Au début, ici aussi, une Voix appelle et révèle un destin que l’appelé ignorait. Mais cet événement est à la fois une rencontre avec quelqu’un/quelque chose d’extérieur, et une expérience profondément intime. On comprend que la voix qui appelle nous dévoile – en ôtant le voile – ce que nous étions depuis toujours, depuis le giron maternel. Cette tension entre une voix qui appelle du dehors et la profonde intimité est ce en quoi consistent vraiment les vocations, toutes peut-être, les vocations prophétiques et charismatiques certainement. Elles sont toute extériorité et toute intériorité, la nouveauté et l’ancienneté, l’inconnu et le connu, le bonheur et le malheur, tout le ciel et toute la terre. Tout ensemble. Tellement ensemble que, bien que l’appel soit survenu en un jour et en un lieu précis, ces personnes ne se souviennent pas de la vie d’avant, et ne peuvent imaginer vivre autre chose que ce qu’elles ont vécu ensuite. Même si ‘institutionnellement’ leur expérience vocationnelle s’interrompt et s’achève, elles découvrent au bout de la vie qu’elles n’ont jamais quitté le lieu de cette première rencontre. Parce que le vrai lieu de la rencontre était le sein maternel. C’est là que nous avons été marqués, que pour toujours la vie nous a été enseignée. Cette nostalgie du début ne nous quitte jamais, et revient fort aux derniers jours.
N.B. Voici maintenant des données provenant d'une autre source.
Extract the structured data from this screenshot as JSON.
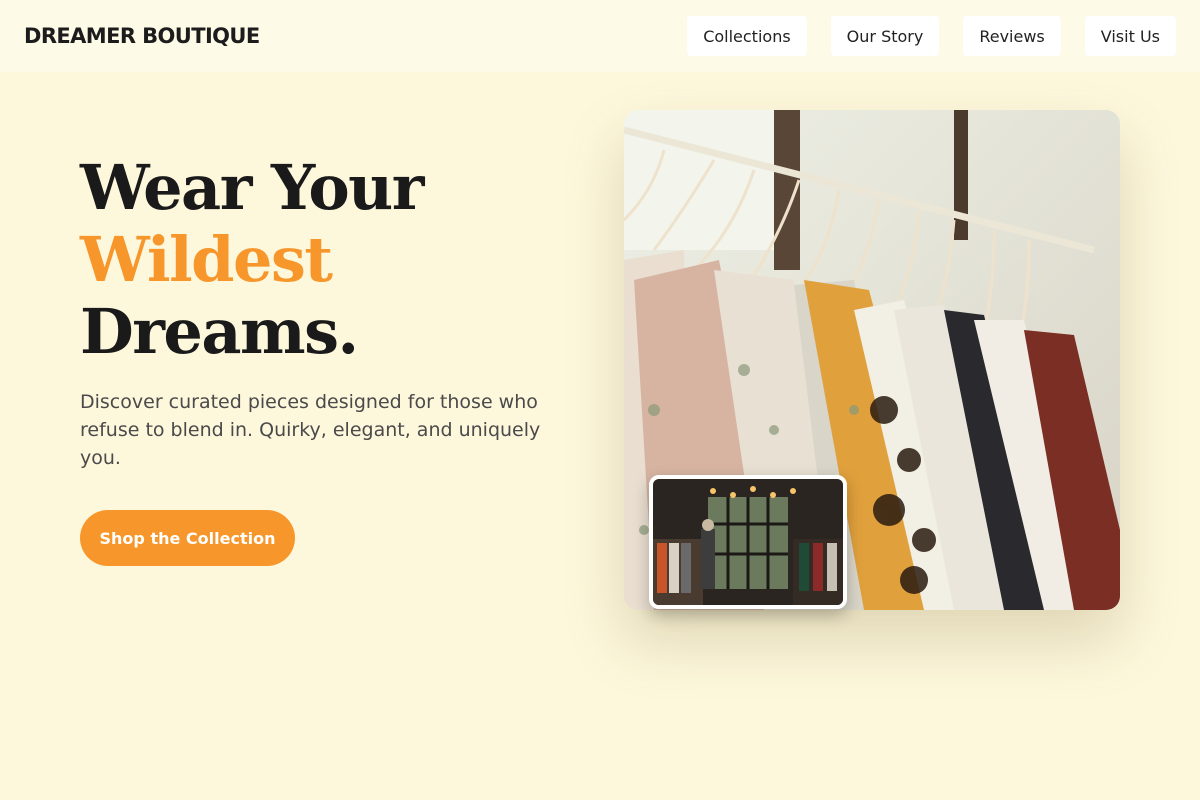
{
  "header": {
    "brand": "DREAMER BOUTIQUE",
    "nav": [
      {
        "label": "Collections"
      },
      {
        "label": "Our Story"
      },
      {
        "label": "Reviews"
      },
      {
        "label": "Visit Us"
      }
    ]
  },
  "hero": {
    "headline_line1": "Wear Your",
    "headline_accent": "Wildest",
    "headline_line3": "Dreams.",
    "subcopy": "Discover curated pieces designed for those who refuse to blend in. Quirky, elegant, and uniquely you.",
    "cta_label": "Shop the Collection"
  },
  "colors": {
    "background": "#fdf7dc",
    "accent": "#f7962a",
    "text": "#1a1a1a"
  }
}
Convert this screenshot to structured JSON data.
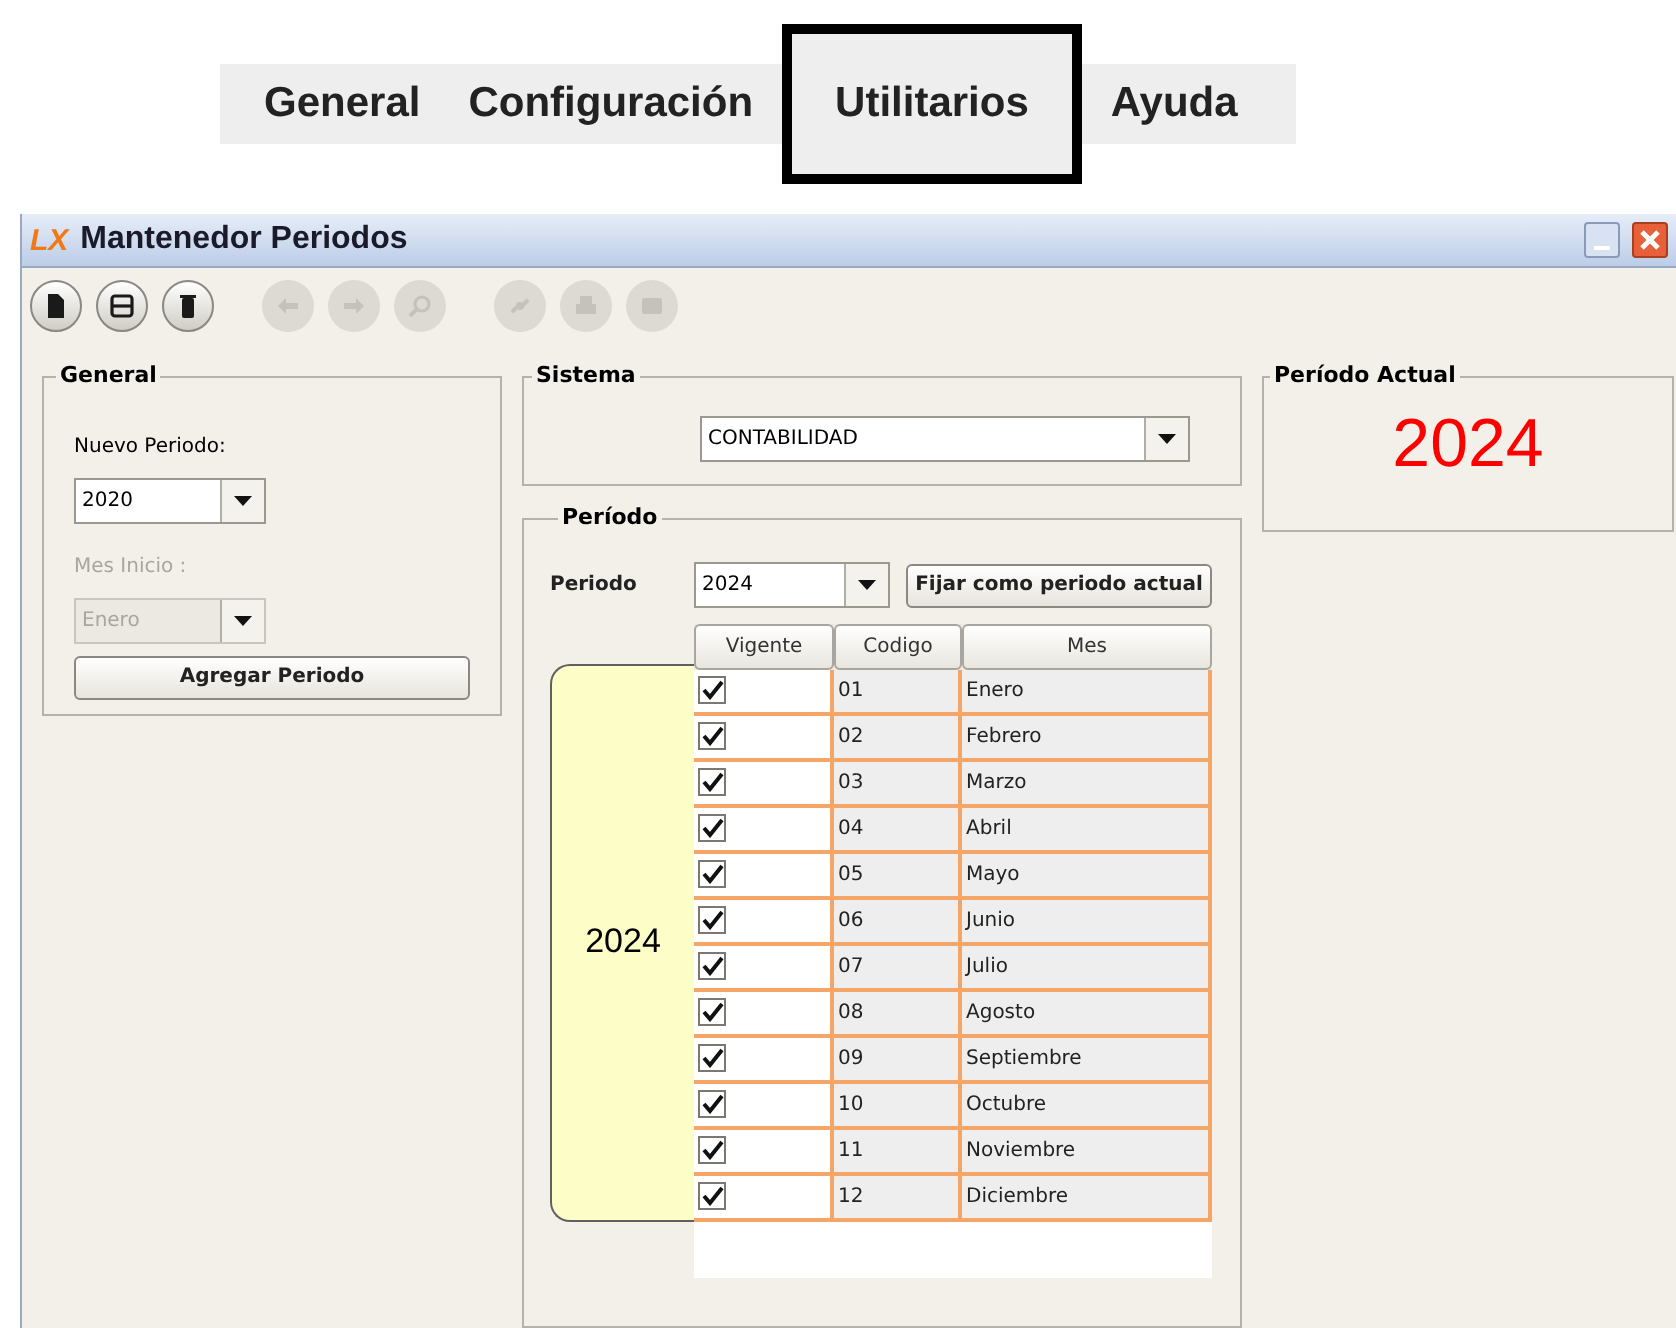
{
  "menu": [
    {
      "label": "General",
      "selected": false
    },
    {
      "label": "Configuración",
      "selected": false
    },
    {
      "label": "Utilitarios",
      "selected": true
    },
    {
      "label": "Ayuda",
      "selected": false
    }
  ],
  "window": {
    "logo": "LX",
    "title": "Mantenedor Periodos"
  },
  "toolbar": [
    [
      {
        "kind": "document",
        "disabled": false
      },
      {
        "kind": "save",
        "disabled": false
      },
      {
        "kind": "trash",
        "disabled": false
      }
    ],
    [
      {
        "kind": "back",
        "disabled": true
      },
      {
        "kind": "forward",
        "disabled": true
      },
      {
        "kind": "search",
        "disabled": true
      }
    ],
    [
      {
        "kind": "link",
        "disabled": true
      },
      {
        "kind": "print",
        "disabled": true
      },
      {
        "kind": "stop",
        "disabled": true
      }
    ]
  ],
  "general": {
    "title": "General",
    "nuevo_periodo": {
      "label": "Nuevo Periodo:",
      "value": "2020",
      "disabled": false
    },
    "mes_inicio": {
      "label": "Mes Inicio :",
      "value": "Enero",
      "disabled": true
    },
    "button": "Agregar Periodo"
  },
  "sistema": {
    "title": "Sistema",
    "value": "CONTABILIDAD"
  },
  "periodo": {
    "title": "Período",
    "label": "Periodo",
    "value": "2024",
    "button": "Fijar como periodo actual",
    "tab_label": "2024",
    "table": {
      "columns": [
        "Vigente",
        "Codigo",
        "Mes"
      ],
      "rows": [
        {
          "vigente": true,
          "codigo": "01",
          "mes": "Enero"
        },
        {
          "vigente": true,
          "codigo": "02",
          "mes": "Febrero"
        },
        {
          "vigente": true,
          "codigo": "03",
          "mes": "Marzo"
        },
        {
          "vigente": true,
          "codigo": "04",
          "mes": "Abril"
        },
        {
          "vigente": true,
          "codigo": "05",
          "mes": "Mayo"
        },
        {
          "vigente": true,
          "codigo": "06",
          "mes": "Junio"
        },
        {
          "vigente": true,
          "codigo": "07",
          "mes": "Julio"
        },
        {
          "vigente": true,
          "codigo": "08",
          "mes": "Agosto"
        },
        {
          "vigente": true,
          "codigo": "09",
          "mes": "Septiembre"
        },
        {
          "vigente": true,
          "codigo": "10",
          "mes": "Octubre"
        },
        {
          "vigente": true,
          "codigo": "11",
          "mes": "Noviembre"
        },
        {
          "vigente": true,
          "codigo": "12",
          "mes": "Diciembre"
        }
      ]
    }
  },
  "periodo_actual": {
    "title": "Período Actual",
    "value": "2024"
  }
}
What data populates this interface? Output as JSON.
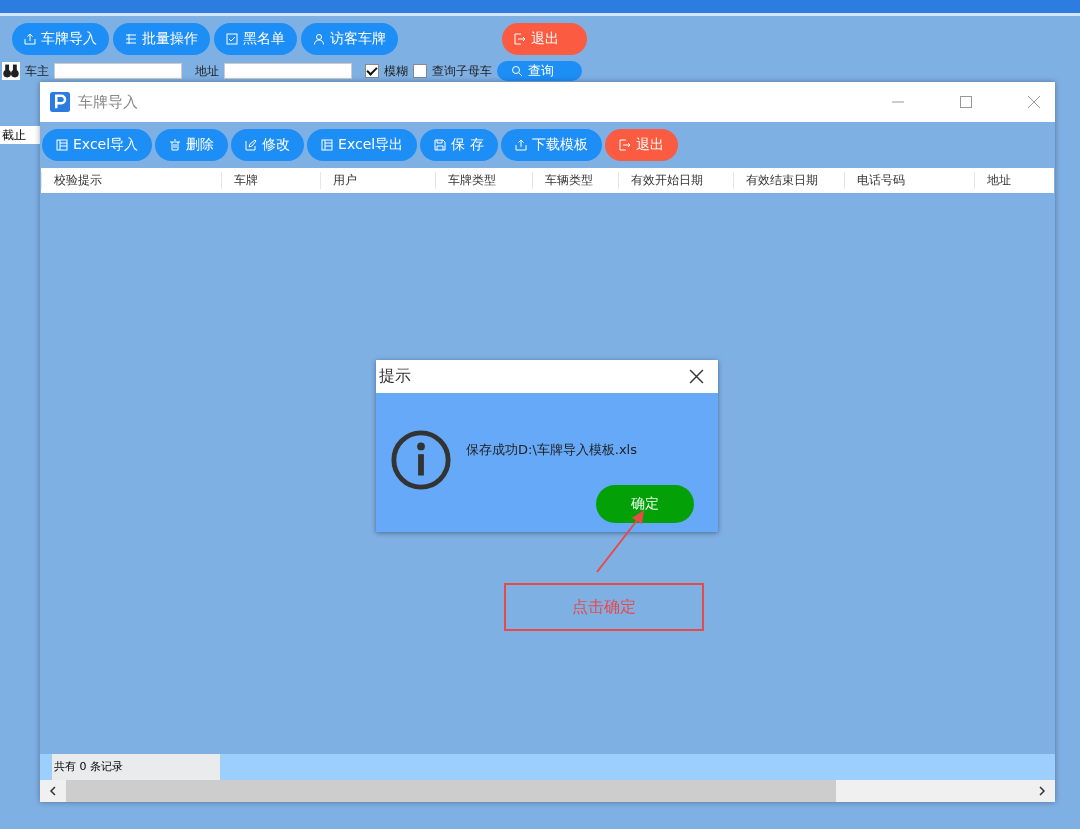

Le jour où se révèle la vocation, la mission que la voix nous confie apparaît immense, infinie : « Il proclamera le droit en vérité. Il ne faiblira pas, il ne fléchira pas, jusqu’à ce qu’il établisse le droit sur la terre... Tu ouvriras les yeux des aveugles, tu feras sortir les captifs de leur prison » (42, 3-8).

Personne ne peut accomplir une telle mission, ne peut assumer de tels rôles. Les promesses du jour de l’appel sont beaucoup plus grandes que notre capacité à les réaliser tout au long de notre vie. Elles seraient trop petites si elles n’étaient pas si grandes. Si le lait et le miel n’abondent pas dans la terre promise, si les fils de l’Alliance ne sont pas aussi nombreux que les grains de sable, jamais nous ne quitterions notre terroir, jamais nous ne renoncerions à enfanter comme tout le monde. Aucune promesse inférieure au paradis ne peut nous faire partir sans idée de retour. Seul un horizon sans fin peut susciter ce fol envol.

C’est pourquoi l’échec et la déception font nécessairement partie d’une bonne vocation. Le contraire voudrait dire qu’aucune voix ne nous a parlé, ou que celle qui nous a parlé n’était que narcissisme. Au premier jour, celui de l’impossible promesse, doit succéder le second, celui de la promesse trahie : « Et moi, je disais : "Je me suis fatigué pour rien, c’est en pure perte que j’ai usé mes forces" » (49, 4). Le serviteur de Yahvé devait rétablir la justice, ouvrir ‘les yeux des aveugles’, ‘délivrer les captifs’, sans se décourager. Au contraire, l’exil babylonien est long et dur, le droit et la justice sur la terre sont toujours hors de portée ; le peuple est épuisé, les yeux restent fermés, nul prisonnier n’est libéré. Et le prophète se décourage. Il ressent de plus en plus fort une certitude : il a peiné pour rien, a épuisé ses forces ‘inutilement’, a vécu dans un grand ‘vide’. Ce second jour de la vocation, nécessaire et inscrit dans le premier, est l’étape décisive d’une vocation prophétique, sur laquelle se brisent beaucoup d’authentiques vocations. Ce second jour devient pour elles le dernier, la fin d’un parcours qui n’aboutit pas au ‘premier jour après le Sabath’.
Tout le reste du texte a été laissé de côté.